Well, I've often used my mobile internet at the same time as talking in the phone (although it fails sometimes (and I don't have LTE)).

Also, there are many applications in the market that does exactly this. I haven't installed any of them since I basically don't trust anyone with "read/write contacts" and "full internet access" at the same time (perfectly valid permissions for apps like this, but that doesn't mean I trust them).

A search for "vemringde" gives you four apps that targets Sweden specifically (so they are probably quite useless outside of Sweden), one of them mentions that it only works while having a 3G connection.
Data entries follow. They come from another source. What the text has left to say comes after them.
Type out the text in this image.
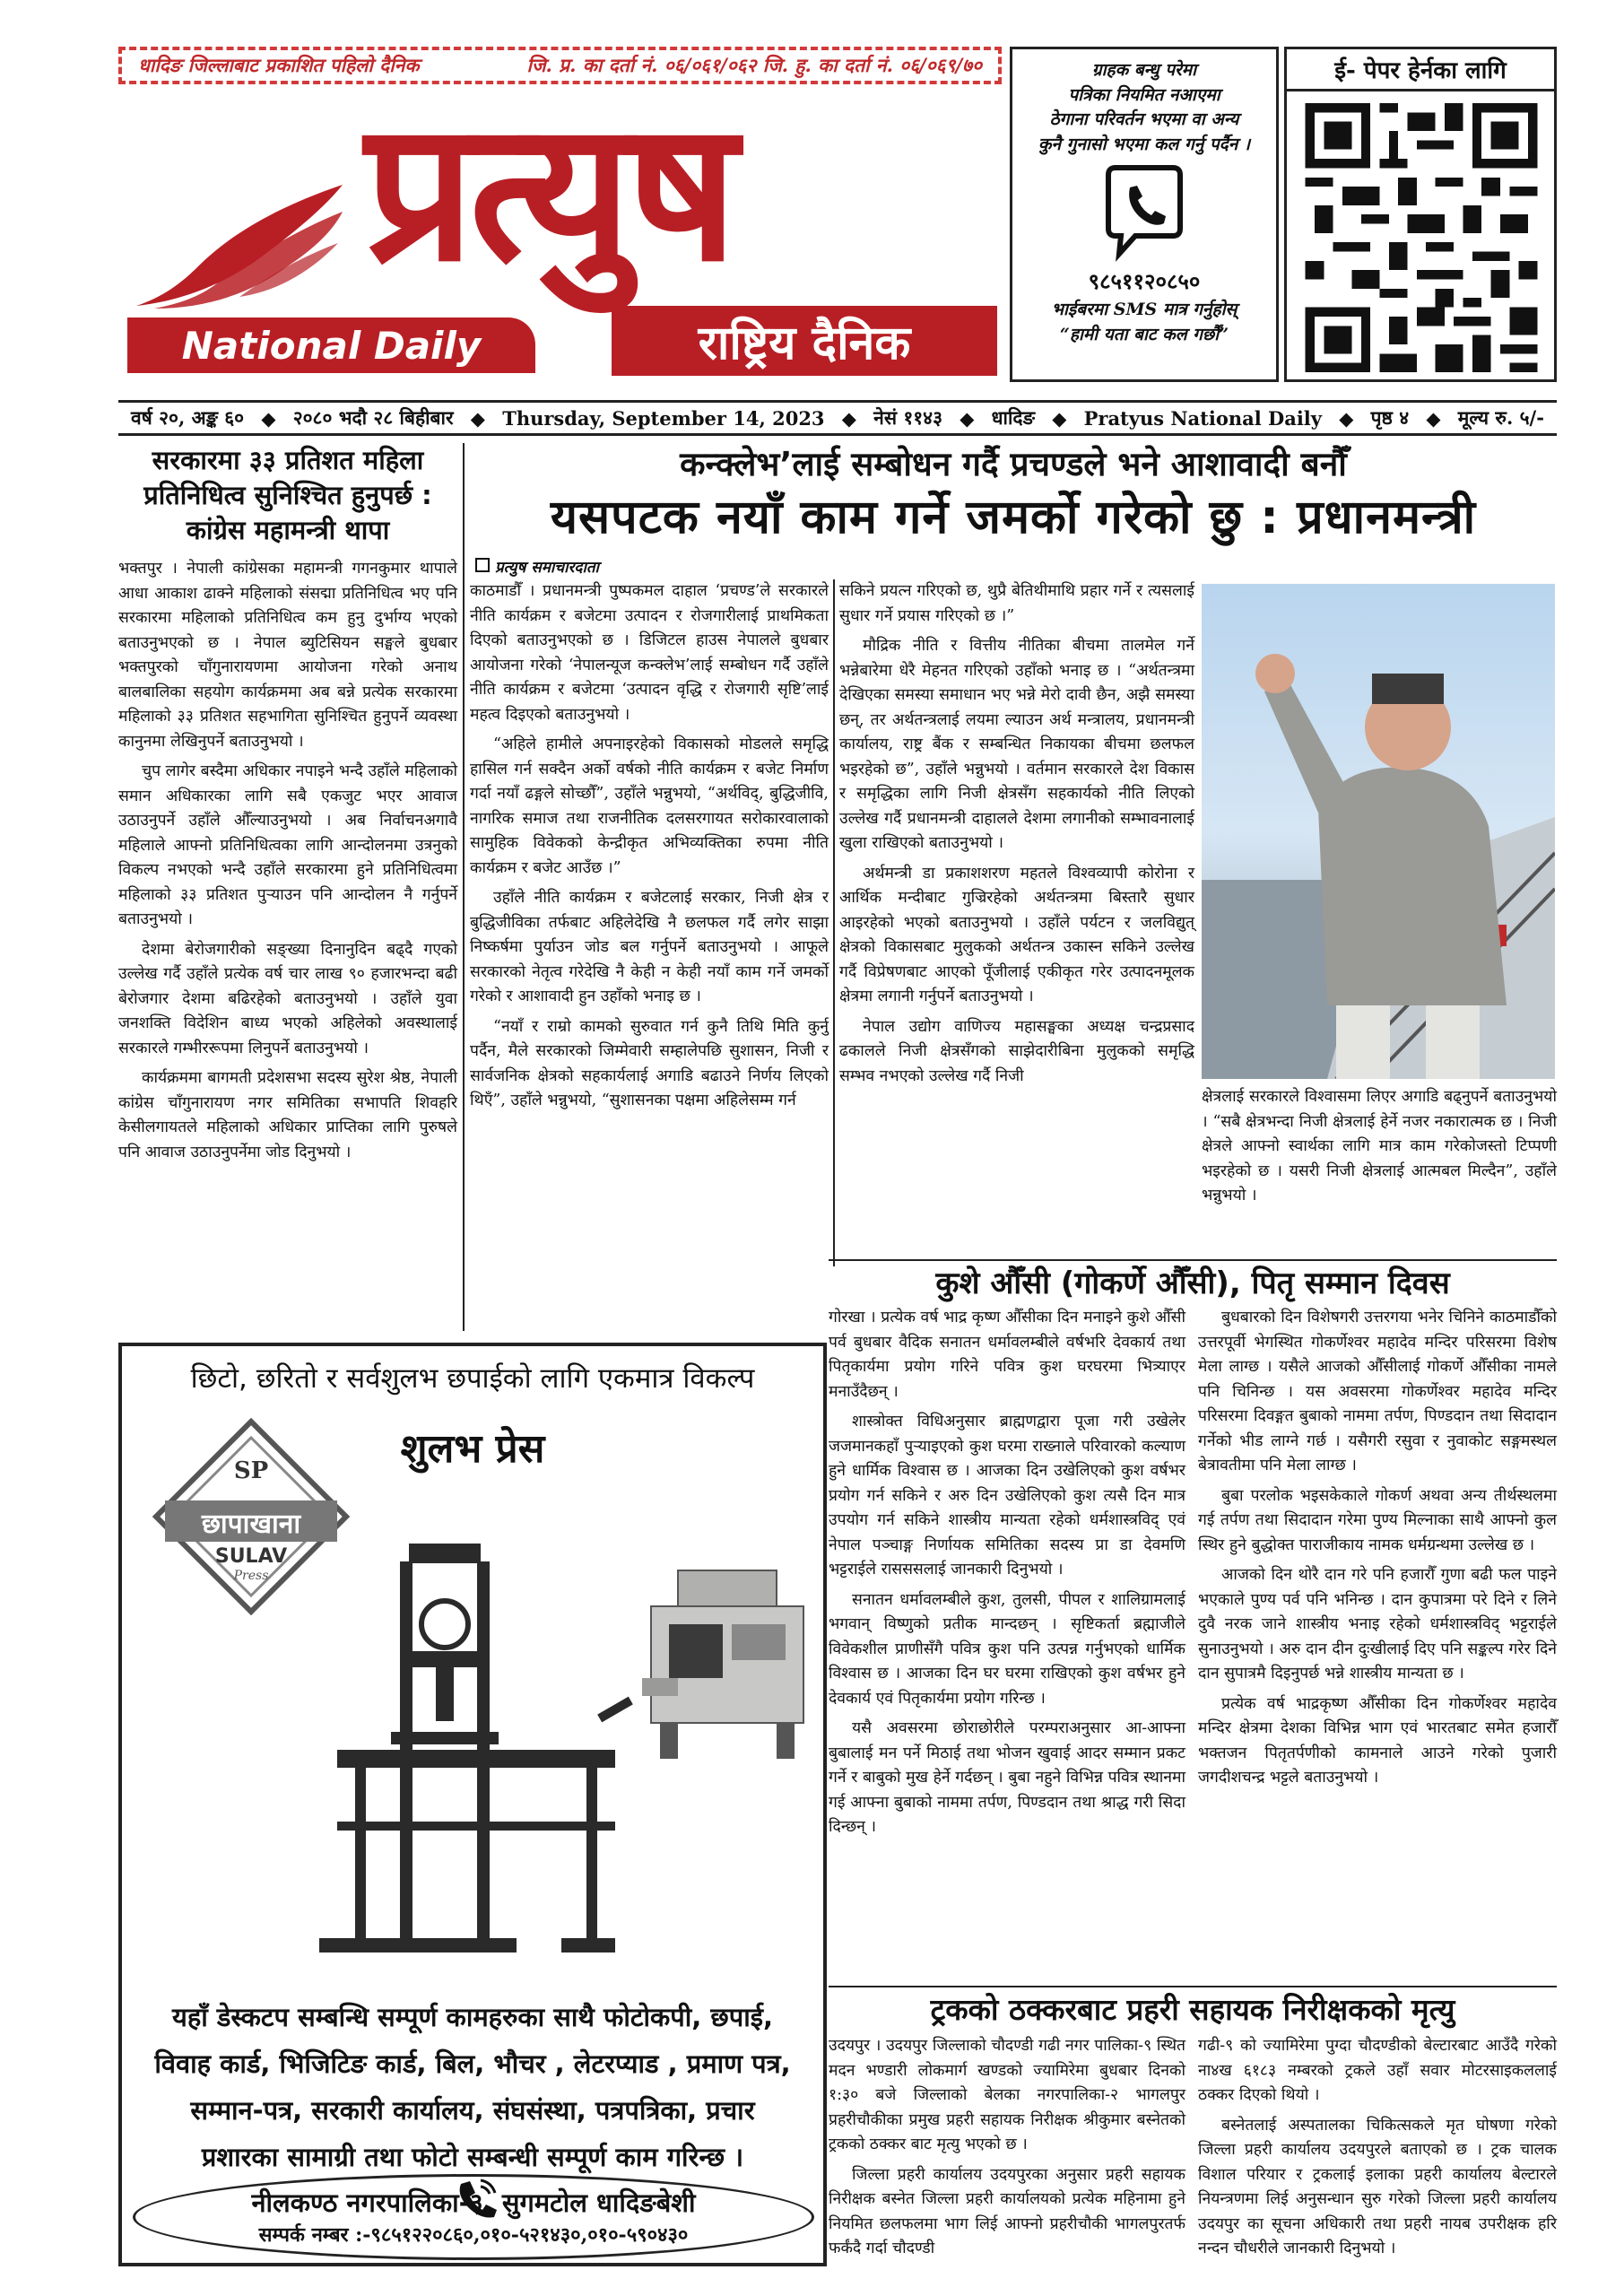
धादिङ जिल्लाबाट प्रकाशित पहिलो दैनिक	जि. प्र. का दर्ता नं. ०६/०६१/०६२ जि. हु. का दर्ता नं. ०६/०६९/७०
प्रत्युष
National Daily	राष्ट्रिय दैनिक
ग्राहक बन्धु परेमा
पत्रिका नियमित नआएमा
ठेगाना परिवर्तन भएमा वा अन्य
कुनै गुनासो भएमा कल गर्नु पर्दैन ।
९८५११२०८५०
भाईबरमा SMS मात्र गर्नुहोस्
“हामी यता बाट कल गर्छौं”
ई- पेपर हेर्नका लागि
वर्ष २०, अङ्क ६० ◆ २०८० भदौ २८ बिहीबार ◆ Thursday, September 14, 2023 ◆ नेसं ११४३ ◆ धादिङ ◆ Pratyus National Daily ◆ पृष्ठ ४ ◆ मूल्य रु. ५/-
सरकारमा ३३ प्रतिशत महिला
प्रतिनिधित्व सुनिश्चित हुनुपर्छ :
कांग्रेस महामन्त्री थापा

भक्तपुर । नेपाली कांग्रेसका महामन्त्री गगनकुमार थापाले आधा आकाश ढाक्ने महिलाको संसद्मा प्रतिनिधित्व भए पनि सरकारमा महिलाको प्रतिनिधित्व कम हुनु दुर्भाग्य भएको बताउनुभएको छ । नेपाल ब्युटिसियन सङ्घले बुधबार भक्तपुरको चाँगुनारायणमा आयोजना गरेको अनाथ बालबालिका सहयोग कार्यक्रममा अब बन्ने प्रत्येक सरकारमा महिलाको ३३ प्रतिशत सहभागिता सुनिश्चित हुनुपर्ने व्यवस्था कानुनमा लेखिनुपर्ने बताउनुभयो ।

चुप लागेर बस्दैमा अधिकार नपाइने भन्दै उहाँले महिलाको समान अधिकारका लागि सबै एकजुट भएर आवाज उठाउनुपर्ने उहाँले औँल्याउनुभयो । अब निर्वाचनअगावै महिलाले आफ्नो प्रतिनिधित्वका लागि आन्दोलनमा उत्रनुको विकल्प नभएको भन्दै उहाँले सरकारमा हुने प्रतिनिधित्वमा महिलाको ३३ प्रतिशत पुऱ्याउन पनि आन्दोलन नै गर्नुपर्ने बताउनुभयो ।

देशमा बेरोजगारीको सङ्ख्या दिनानुदिन बढ्दै गएको उल्लेख गर्दै उहाँले प्रत्येक वर्ष चार लाख ९० हजारभन्दा बढी बेरोजगार देशमा बढिरहेको बताउनुभयो । उहाँले युवा जनशक्ति विदेशिन बाध्य भएको अहिलेको अवस्थालाई सरकारले गम्भीररूपमा लिनुपर्ने बताउनुभयो ।

कार्यक्रममा बागमती प्रदेशसभा सदस्य सुरेश श्रेष्ठ, नेपाली कांग्रेस चाँगुनारायण नगर समितिका सभापति शिवहरि केसीलगायतले महिलाको अधिकार प्राप्तिका लागि पुरुषले पनि आवाज उठाउनुपर्नेमा जोड दिनुभयो ।

कन्क्लेभ’लाई सम्बोधन गर्दै प्रचण्डले भने आशावादी बनौँ
यसपटक नयाँ काम गर्ने जमर्को गरेको छु : प्रधानमन्त्री
प्रत्युष समाचारदाता

काठमाडौँ । प्रधानमन्त्री पुष्पकमल दाहाल ‘प्रचण्ड’ले सरकारले नीति कार्यक्रम र बजेटमा उत्पादन र रोजगारीलाई प्राथमिकता दिएको बताउनुभएको छ । डिजिटल हाउस नेपालले बुधबार आयोजना गरेको ‘नेपालन्यूज कन्क्लेभ’लाई सम्बोधन गर्दै उहाँले नीति कार्यक्रम र बजेटमा ‘उत्पादन वृद्धि र रोजगारी सृष्टि’लाई महत्व दिइएको बताउनुभयो ।

“अहिले हामीले अपनाइरहेको विकासको मोडलले समृद्धि हासिल गर्न सक्दैन अर्को वर्षको नीति कार्यक्रम र बजेट निर्माण गर्दा नयाँ ढङ्गले सोच्छौँ”, उहाँले भन्नुभयो, “अर्थविद्, बुद्धिजीवि, नागरिक समाज तथा राजनीतिक दलसरगायत सरोकारवालाको सामुहिक विवेकको केन्द्रीकृत अभिव्यक्तिका रुपमा नीति कार्यक्रम र बजेट आउँछ ।”

उहाँले नीति कार्यक्रम र बजेटलाई सरकार, निजी क्षेत्र र बुद्धिजीविका तर्फबाट अहिलेदेखि नै छलफल गर्दै लगेर साझा निष्कर्षमा पुर्याउन जोड बल गर्नुपर्ने बताउनुभयो । आफूले सरकारको नेतृत्व गरेदेखि नै केही न केही नयाँ काम गर्ने जमर्को गरेको र आशावादी हुन उहाँको भनाइ छ ।

“नयाँ र राम्रो कामको सुरुवात गर्न कुनै तिथि मिति कुर्नु पर्दैन, मैले सरकारको जिम्मेवारी सम्हालेपछि सुशासन, निजी र सार्वजनिक क्षेत्रको सहकार्यलाई अगाडि बढाउने निर्णय लिएको थिएँ”, उहाँले भन्नुभयो, “सुशासनका पक्षमा अहिलेसम्म गर्न

सकिने प्रयत्न गरिएको छ, थुप्रै बेतिथीमाथि प्रहार गर्ने र त्यसलाई सुधार गर्ने प्रयास गरिएको छ ।”

मौद्रिक नीति र वित्तीय नीतिका बीचमा तालमेल गर्ने भन्नेबारेमा धेरै मेहनत गरिएको उहाँको भनाइ छ । “अर्थतन्त्रमा देखिएका समस्या समाधान भए भन्ने मेरो दावी छैन, अझै समस्या छन्, तर अर्थतन्त्रलाई लयमा ल्याउन अर्थ मन्त्रालय, प्रधानमन्त्री कार्यालय, राष्ट्र बैंक र सम्बन्धित निकायका बीचमा छलफल भइरहेको छ”, उहाँले भन्नुभयो । वर्तमान सरकारले देश विकास र समृद्धिका लागि निजी क्षेत्रसँग सहकार्यको नीति लिएको उल्लेख गर्दै प्रधानमन्त्री दाहालले देशमा लगानीको सम्भावनालाई खुला राखिएको बताउनुभयो ।

अर्थमन्त्री डा प्रकाशशरण महतले विश्वव्यापी कोरोना र आर्थिक मन्दीबाट गुज्रिरहेको अर्थतन्त्रमा बिस्तारै सुधार आइरहेको भएको बताउनुभयो । उहाँले पर्यटन र जलविद्युत् क्षेत्रको विकासबाट मुलुकको अर्थतन्त्र उकास्न सकिने उल्लेख गर्दै विप्रेषणबाट आएको पूँजीलाई एकीकृत गरेर उत्पादनमूलक क्षेत्रमा लगानी गर्नुपर्ने बताउनुभयो ।

नेपाल उद्योग वाणिज्य महासङ्घका अध्यक्ष चन्द्रप्रसाद ढकालले निजी क्षेत्रसँगको साझेदारीबिना मुलुकको समृद्धि सम्भव नभएको उल्लेख गर्दै निजी

क्षेत्रलाई सरकारले विश्वासमा लिएर अगाडि बढ्नुपर्ने बताउनुभयो । “सबै क्षेत्रभन्दा निजी क्षेत्रलाई हेर्ने नजर नकारात्मक छ । निजी क्षेत्रले आफ्नो स्वार्थका लागि मात्र काम गरेकोजस्तो टिप्पणी भइरहेको छ । यसरी निजी क्षेत्रलाई आत्मबल मिल्दैन”, उहाँले भन्नुभयो ।

कुशे औँसी (गोकर्णे औँसी), पितृ सम्मान दिवस

गोरखा । प्रत्येक वर्ष भाद्र कृष्ण औँसीका दिन मनाइने कुशे औँसी पर्व बुधबार वैदिक सनातन धर्मावलम्बीले वर्षभरि देवकार्य तथा पितृकार्यमा प्रयोग गरिने पवित्र कुश घरघरमा भित्र्याएर मनाउँदैछन् ।

शास्त्रोक्त विधिअनुसार ब्राह्मणद्वारा पूजा गरी उखेलेर जजमानकहाँ पुऱ्याइएको कुश घरमा राख्नाले परिवारको कल्याण हुने धार्मिक विश्वास छ । आजका दिन उखेलिएको कुश वर्षभर प्रयोग गर्न सकिने र अरु दिन उखेलिएको कुश त्यसै दिन मात्र उपयोग गर्न सकिने शास्त्रीय मान्यता रहेको धर्मशास्त्रविद् एवं नेपाल पञ्चाङ्ग निर्णायक समितिका सदस्य प्रा डा देवमणि भट्टराईले रासससलाई जानकारी दिनुभयो ।

सनातन धर्मावलम्बीले कुश, तुलसी, पीपल र शालिग्रामलाई भगवान् विष्णुको प्रतीक मान्दछन् । सृष्टिकर्ता ब्रह्माजीले विवेकशील प्राणीसँगै पवित्र कुश पनि उत्पन्न गर्नुभएको धार्मिक विश्वास छ । आजका दिन घर घरमा राखिएको कुश वर्षभर हुने देवकार्य एवं पितृकार्यमा प्रयोग गरिन्छ ।

यसै अवसरमा छोराछोरीले परम्पराअनुसार आ-आफ्ना बुबालाई मन पर्ने मिठाई तथा भोजन खुवाई आदर सम्मान प्रकट गर्ने र बाबुको मुख हेर्ने गर्दछन् । बुबा नहुने विभिन्न पवित्र स्थानमा गई आफ्ना बुबाको नाममा तर्पण, पिण्डदान तथा श्राद्ध गरी सिदा दिन्छन् ।

बुधबारको दिन विशेषगरी उत्तरगया भनेर चिनिने काठमाडौँको उत्तरपूर्वी भेगस्थित गोकर्णेश्वर महादेव मन्दिर परिसरमा विशेष मेला लाग्छ । यसैले आजको औँसीलाई गोकर्णे औँसीका नामले पनि चिनिन्छ । यस अवसरमा गोकर्णेश्वर महादेव मन्दिर परिसरमा दिवङ्गत बुबाको नाममा तर्पण, पिण्डदान तथा सिदादान गर्नेको भीड लाग्ने गर्छ । यसैगरी रसुवा र नुवाकोट सङ्गमस्थल बेत्रावतीमा पनि मेला लाग्छ ।

बुबा परलोक भइसकेकाले गोकर्ण अथवा अन्य तीर्थस्थलमा गई तर्पण तथा सिदादान गरेमा पुण्य मिल्नाका साथै आफ्नो कुल स्थिर हुने बुद्धोक्त पाराजीकाय नामक धर्मग्रन्थमा उल्लेख छ ।

आजको दिन थोरै दान गरे पनि हजारौँ गुणा बढी फल पाइने भएकाले पुण्य पर्व पनि भनिन्छ । दान कुपात्रमा परे दिने र लिने दुवै नरक जाने शास्त्रीय भनाइ रहेको धर्मशास्त्रविद् भट्टराईले सुनाउनुभयो । अरु दान दीन दुःखीलाई दिए पनि सङ्कल्प गरेर दिने दान सुपात्रमै दिइनुपर्छ भन्ने शास्त्रीय मान्यता छ ।

प्रत्येक वर्ष भाद्रकृष्ण औँसीका दिन गोकर्णेश्वर महादेव मन्दिर क्षेत्रमा देशका विभिन्न भाग एवं भारतबाट समेत हजारौँ भक्तजन पितृतर्पणीको कामनाले आउने गरेको पुजारी जगदीशचन्द्र भट्टले बताउनुभयो ।

ट्रकको ठक्करबाट प्रहरी सहायक निरीक्षकको मृत्यु

उदयपुर । उदयपुर जिल्लाको चौदण्डी गढी नगर पालिका-९ स्थित मदन भण्डारी लोकमार्ग खण्डको ज्यामिरेमा बुधबार दिनको १:३० बजे जिल्लाको बेलका नगरपालिका-२ भागलपुर प्रहरीचौकीका प्रमुख प्रहरी सहायक निरीक्षक श्रीकुमार बस्नेतको ट्रकको ठक्कर बाट मृत्यु भएको छ ।

जिल्ला प्रहरी कार्यालय उदयपुरका अनुसार प्रहरी सहायक निरीक्षक बस्नेत जिल्ला प्रहरी कार्यालयको प्रत्येक महिनामा हुने नियमित छलफलमा भाग लिई आफ्नो प्रहरीचौकी भागलपुरतर्फ फर्कंदै गर्दा चौदण्डी

गढी-९ को ज्यामिरेमा पुग्दा चौदण्डीको बेल्टारबाट आउँदै गरेको ना४ख ६१८३ नम्बरको ट्रकले उहाँ सवार मोटरसाइकललाई ठक्कर दिएको थियो ।

बस्नेतलाई अस्पतालका चिकित्सकले मृत घोषणा गरेको जिल्ला प्रहरी कार्यालय उदयपुरले बताएको छ । ट्रक चालक विशाल परियार र ट्रकलाई इलाका प्रहरी कार्यालय बेल्टारले नियन्त्रणमा लिई अनुसन्धान सुरु गरेको जिल्ला प्रहरी कार्यालय उदयपुर का सूचना अधिकारी तथा प्रहरी नायब उपरीक्षक हरि नन्दन चौधरीले जानकारी दिनुभयो ।

छिटो, छरितो र सर्वशुलभ छपाईको लागि एकमात्र विकल्प
शुलभ प्रेस
SP
छापाखाना
SULAV
Press
यहाँ डेस्कटप सम्बन्धि सम्पूर्ण कामहरुका साथै फोटोकपी, छपाई,
विवाह कार्ड, भिजिटिङ कार्ड, बिल, भौचर , लेटरप्याड , प्रमाण पत्र,
सम्मान-पत्र, सरकारी कार्यालय, संघसंस्था, पत्रपत्रिका, प्रचार
प्रशारका सामाग्री तथा फोटो सम्बन्धी सम्पूर्ण काम गरिन्छ ।
नीलकण्ठ नगरपालिका-३, सुगमटोल धादिङबेशी
सम्पर्क नम्बर :-९८५१२२०८६०,०१०-५२१४३०,०१०-५९०४३०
It's only an issue for non-GSM phones i.e. CDMA phones used in the US and parts of Asia. CDMA does not allow data and voice to run at once over the same radio, while GSM does. Since LTE is an entirely IP network, voice can be run over it like any other IP network. Current phones/carriers do not support it though, but there's some talk that it will be introduced in the next year or so.
Can anybody tell me more about the cdma and gsm usage ratio in the US?
Two of the major carriers in the US use CDMA (Verizon and Sprint), while the other two major carriers use GSM (T-Mobile and AT&T). I'm having some trouble finding recent market share numbers for them, but it's mostly half and half.
Not over CDMA without the proper extension that enables simultaneous use of data and voice. And even then, the OS/driver stack has to implement it properly. I can assure you, even on LTE, it does not work on my Android 4.0.4 device.
The best you could do is do the query after the call, and cache it locally if the caller calls again.
Seriously? Three people went through and mass downvoted my posts in this thread? Why? Why-oh-why?